Time of Death (original title Closure) is a 2025 American psychological thriller mystery film directed by Will Wernick and written by Jason Rosen. It stars Michael Kelly, Kevin Pollak, Dennis Haysbert, and Mena Suvari.

==Synopsis==
In December 1987 Frank Morley, a Department of Corrections officer still struggling with the deaths of his wife and child, investigates the mysterious disappearance of a prisoner from a decaying, isolated penitentiary.

==Cast==
- Michael Kelly as Frank Morley
- Kevin Pollak as Warden Beau LaRue
- Dennis Haysbert as Officer Dale Aarons
- Mena Suvari as Dr.
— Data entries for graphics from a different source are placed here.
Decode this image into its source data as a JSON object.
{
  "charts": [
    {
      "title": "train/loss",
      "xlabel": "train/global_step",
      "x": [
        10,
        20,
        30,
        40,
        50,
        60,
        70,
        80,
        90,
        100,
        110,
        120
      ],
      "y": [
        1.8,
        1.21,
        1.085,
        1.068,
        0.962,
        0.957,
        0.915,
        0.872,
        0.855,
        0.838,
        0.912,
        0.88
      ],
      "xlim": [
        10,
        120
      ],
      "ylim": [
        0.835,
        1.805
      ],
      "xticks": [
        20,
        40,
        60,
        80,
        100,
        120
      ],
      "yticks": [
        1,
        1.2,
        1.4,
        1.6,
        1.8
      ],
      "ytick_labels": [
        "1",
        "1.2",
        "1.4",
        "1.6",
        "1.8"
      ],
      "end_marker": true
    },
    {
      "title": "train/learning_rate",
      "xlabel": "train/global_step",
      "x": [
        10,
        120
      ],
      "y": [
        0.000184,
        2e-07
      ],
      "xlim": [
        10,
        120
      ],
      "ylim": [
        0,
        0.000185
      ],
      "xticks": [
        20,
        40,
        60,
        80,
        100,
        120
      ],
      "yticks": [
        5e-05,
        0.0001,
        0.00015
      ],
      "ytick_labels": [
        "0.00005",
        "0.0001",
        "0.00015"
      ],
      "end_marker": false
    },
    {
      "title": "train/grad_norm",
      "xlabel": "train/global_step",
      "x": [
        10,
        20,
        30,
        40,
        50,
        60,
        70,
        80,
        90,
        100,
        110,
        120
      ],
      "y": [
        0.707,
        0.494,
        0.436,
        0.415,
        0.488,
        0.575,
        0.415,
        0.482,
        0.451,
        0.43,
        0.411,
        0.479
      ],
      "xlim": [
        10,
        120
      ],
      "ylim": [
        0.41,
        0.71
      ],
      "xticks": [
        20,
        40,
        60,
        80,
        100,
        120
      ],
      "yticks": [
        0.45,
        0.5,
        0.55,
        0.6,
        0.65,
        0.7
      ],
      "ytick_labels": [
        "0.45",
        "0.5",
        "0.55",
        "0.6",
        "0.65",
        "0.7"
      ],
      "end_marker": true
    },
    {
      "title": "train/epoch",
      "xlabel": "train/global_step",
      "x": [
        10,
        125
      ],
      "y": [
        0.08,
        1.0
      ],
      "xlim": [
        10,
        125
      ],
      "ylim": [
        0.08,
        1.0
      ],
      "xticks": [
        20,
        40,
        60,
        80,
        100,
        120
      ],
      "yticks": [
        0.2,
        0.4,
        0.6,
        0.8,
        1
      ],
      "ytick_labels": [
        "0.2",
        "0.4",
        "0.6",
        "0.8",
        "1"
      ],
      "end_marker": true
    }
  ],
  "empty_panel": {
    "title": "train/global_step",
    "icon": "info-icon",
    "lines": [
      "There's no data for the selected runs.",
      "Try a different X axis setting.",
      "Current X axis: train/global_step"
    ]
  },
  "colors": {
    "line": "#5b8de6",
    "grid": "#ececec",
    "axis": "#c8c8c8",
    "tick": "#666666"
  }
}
Alison Burrell
- Noel Gugliemi as Hector Ramos

==Production==
The film was written by Jason Rosen and directed by Will Wernick. The project was originally titled Closure and later retitled Time of Death. The film was shot on location in and around Moundsville, West Virginia, including the former West Virginia Penitentiary. The prison's deteriorated condition was used to create the film's atmosphere.

==Release==
The film premiered on September 8, 2025, under its original title Closure at the 2025 Toronto International Film Festival. In May 2026, it was announced that Vertical had acquired the film for release in the United States. It was released in select theaters and through video on demand on June 12, 2026.

==Reception==
Cody Hamman of JoBlo.com gave the film a 7/10 rating, writing "I wasn't always entirely sure what was going on in Time of Death, as the film blurs reality, nightmares, visions, and flashbacks, but it all comes together in the end, and I was engaged every step of the way."